Benoît Vaillot : On ne parle jamais autant du passé que lorsque l’on veut parler du présent ! Le musée de l’histoire de l’immigration évoque l’immigration d’hier pour décrire celle d’aujourd’hui. La France est l’un des pays européens qui a été le plus concerné par l’immigration au cours de son histoire. Certes, la France est un pays d’immigration ancien, mais c’est aussi un pays peuplé de paysans enracinés. Le second étant la condition permettant le premier. À partir du XIXe siècle, l’immigration vient pallier notre démographie moribonde, ce qui n’était pas le cas auparavant. La France était jusqu’au XVIIIe siècle le pays le plus peuplé d’Europe. Il est important de préciser que, dans le temps long, cette immigration s’est toujours faite de façon anarchique, car nous n’avons jamais eu de politique migratoire définie, y compris sous la IIIe République qui fait office de modèle d’assimilation. L’assimilation se faisait progressivement grâce à l’intégration économique et le développement de sociabilités au sein de la société, plus rarement pour des raisons idéologiques, même s’il ne faut pas sous-estimer l’attractivité qu’a représenté la Grande nation depuis la Révolution française, sous la République tout particulièrement. Le musée est dans son rôle en parlant de l’immigration au regard du présent, mais attention à une communication calamiteuse qui pourrait s’assimiler à de la manipulation historique avec cette publicité de Louis XIV. 

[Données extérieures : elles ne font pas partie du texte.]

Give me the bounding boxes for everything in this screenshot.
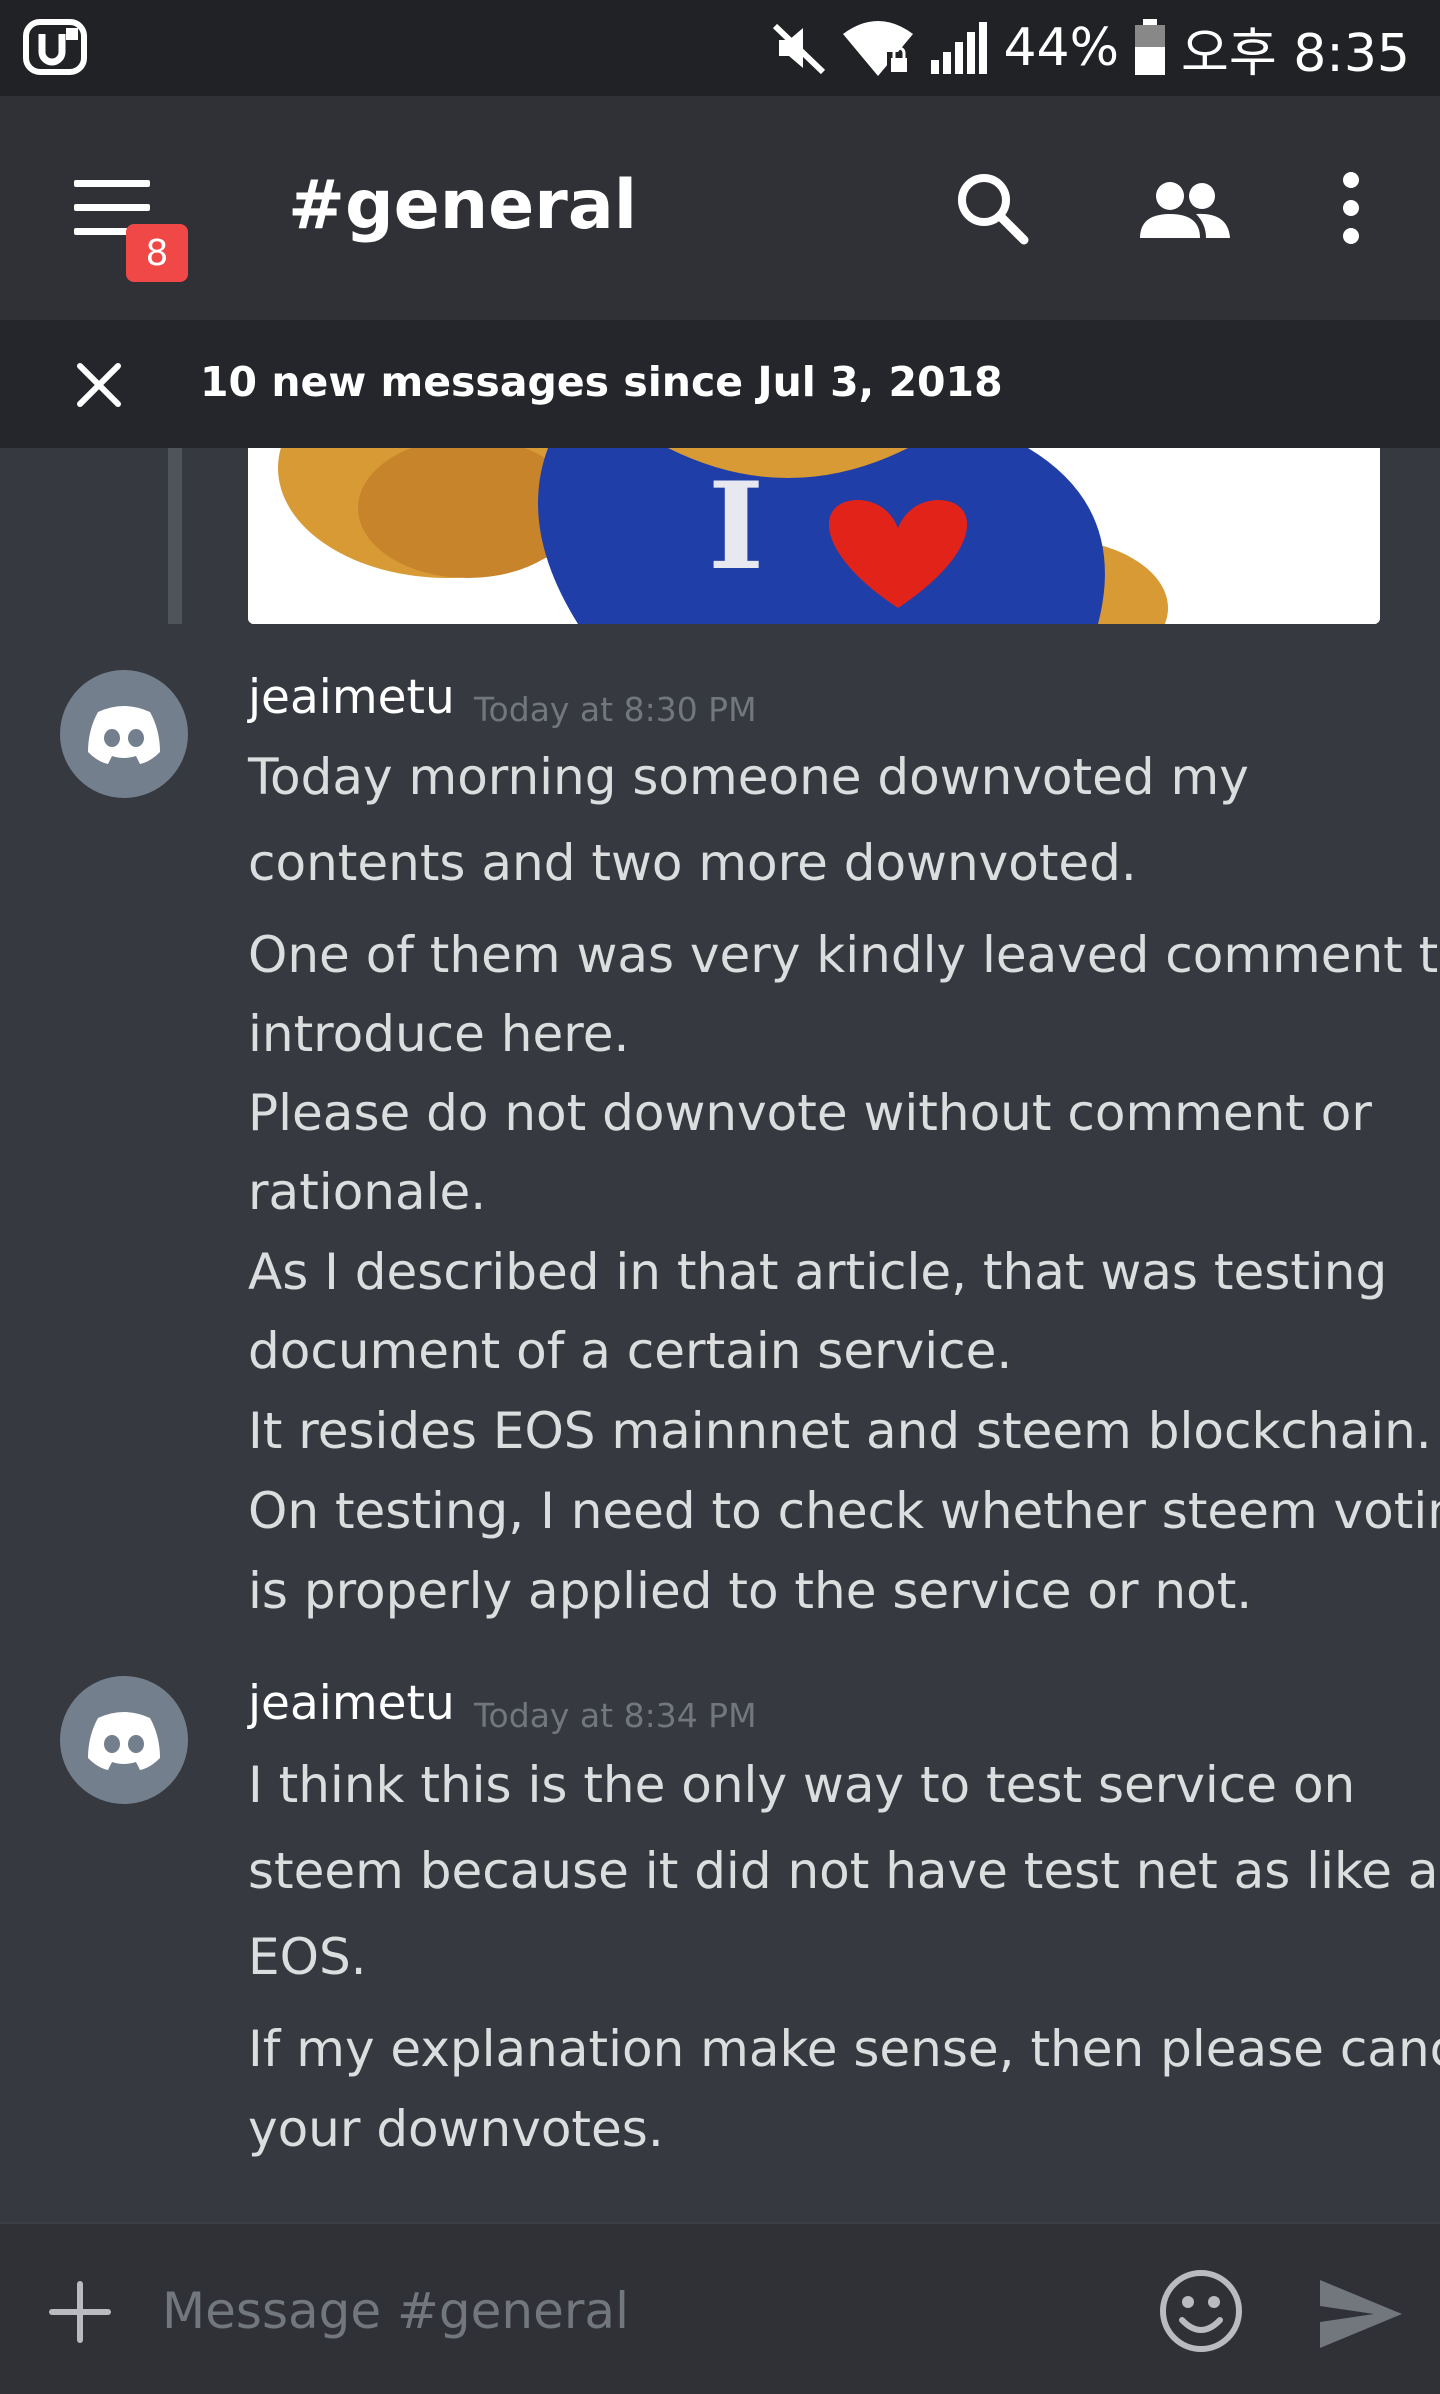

Quelles que soient ses « bonnes intentions », ce type de campagne n’aggrave-t-il pas la dégradation de la confiance interpersonnelle qui est un critère clé du fonctionnement de la démocratie au quotidien ?

Benoît Vaillot : Mettons-nous à la place d’un Français issu de l’immigration et né en France qui a des doutes sur sa place dans la société française et s’interroge sur la nation. Si même le plus illustre des rois de France n’appartient pas à la communauté nationale, si même on retire la qualité de Français à Louis XIV en l’assimilant à un étranger, moi avec « mes origines, mes traditions et mes souvenirs », je me dis que jamais je ne serais Français. Selon moi, cette affiche révèle la confusion sur ce qu’est l’identité nationale aujourd’hui en France, et c’est pour cette raison qu’il faudrait la retirer. 

Cette publicité est-elle le reflet de notre perte d'identité nationale ? Si tous les Français viennent de partout, existe-t-il un risque que plus personne ne se considère de quelque part. C’est-à-dire de France ?

Benoît Vaillot : Soyons clair, si Louis XIV n’est pas Français, alors personne ne l’est, mieux encore, personne n’a le droit de l’être. Il y a un relativisme insidieux dans cette communication qui nie la possibilité même d’être Français à tout descendant d’immigré, ce qui est une négation de l’histoire de France et de la conception française de l’identité nationale.

Si vous pouviez modifier l'affiche, que changeriez-vous ? 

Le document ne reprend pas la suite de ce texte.